In her new exhibition “untethered,” Collins changes up the game. Black is still present, but it is in dialogue with a series of white and brown works that sometimes literally lift from the wall. For the most part, the paintings give up conventional stretcher support. We look at wax-encrusted pieces of burlap—sometimes presented front side out, sometimes mysteriously reversed—that cohere in shingled arrangements which play havoc with the idea of surface.
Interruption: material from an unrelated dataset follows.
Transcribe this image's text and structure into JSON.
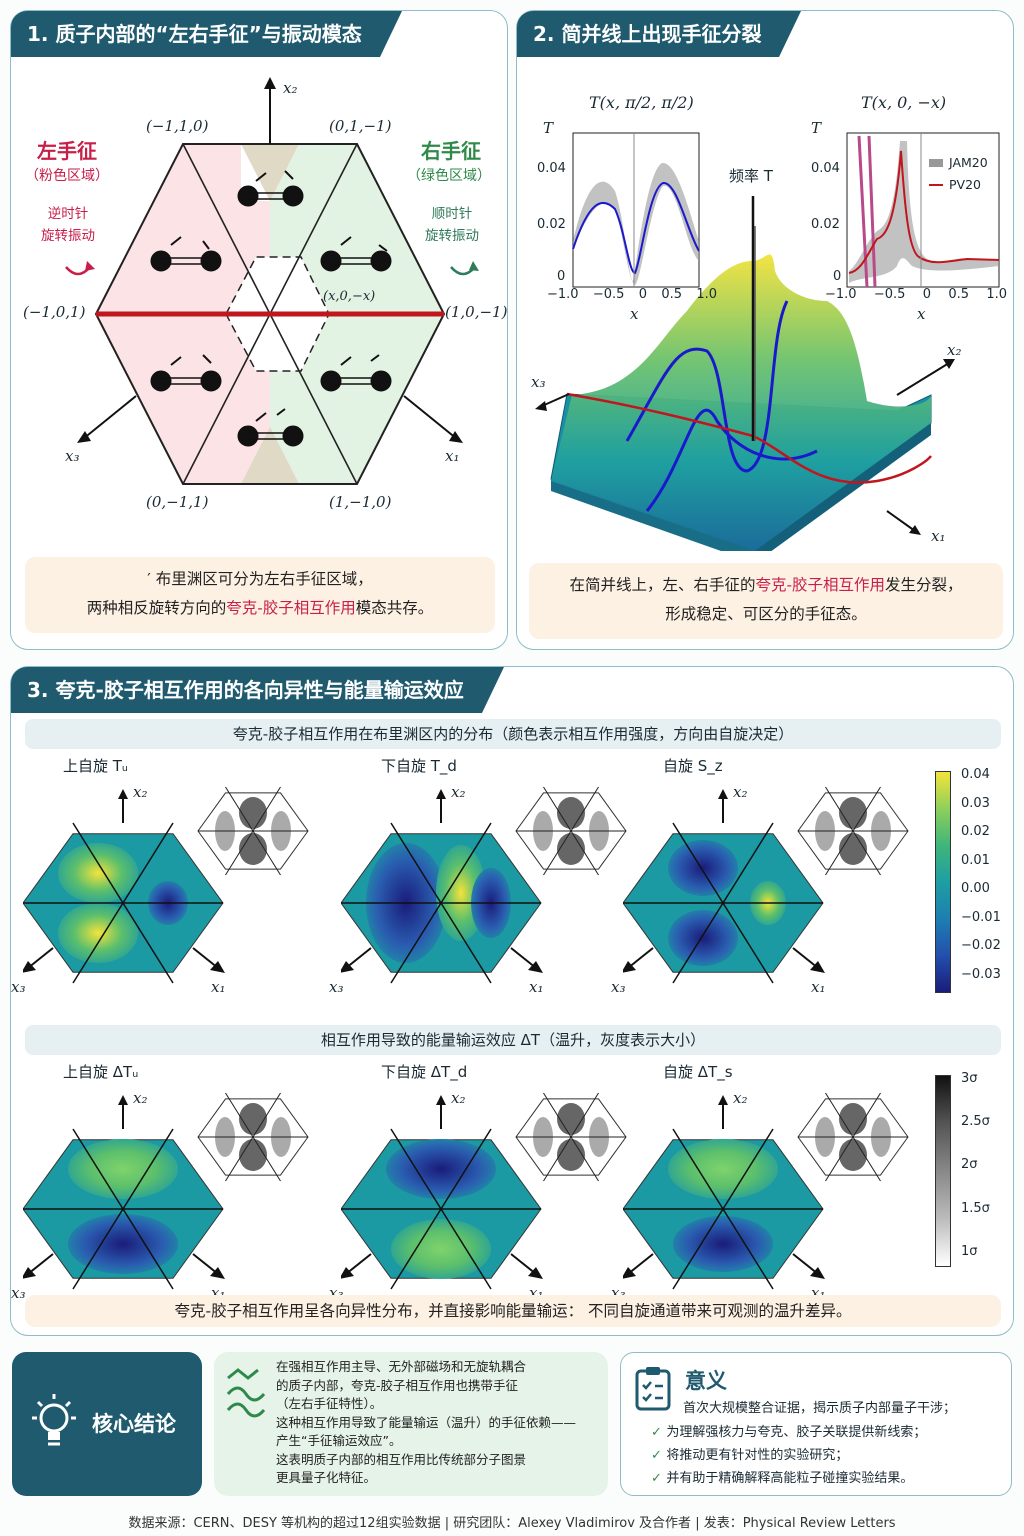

Each of the works functions as a kind of draped body that holds a history of the weight of the paint and the reactive elasticity of the loosely woven fabric. They sag and curl and buckle and drop hanging threads in a kind of agony of constructive entropy. This is painting incorporated as a rumination on aging and mortality, and it is no accident that part of the prompt for the work was a recent Collins sojourn in Italy, during which time she supervised OCADU’s Florence Program. Religious and historical referents run rampant through an otherwise firmly secular exercise in abstraction.
One of the highlights of the exhibition is a series of smaller paintings that are nothing more than paint-encrusted objects from the studio. Registering as objects first, paintings second, they generate not only a philosophical meta-lift to the proceedings (what is a painting but a paint-encrusted object?) but also suggest the idea that every work in the show is its own kind of relic. These relics read as proofs of life and testaments to suffering within an arena of loose-limbed, free creativity—deep stuff for a painter who, on the basis of modest-sized, attractive earlier works, was often thought mostly a friendly colourist.
The new show puts that notion definitively to rest. Collins is a thinker and a poet with her chosen waxy means. Her pictures carry the heft of life lessons and shared cultural history. This is paint acting out in richly reflective adulthood.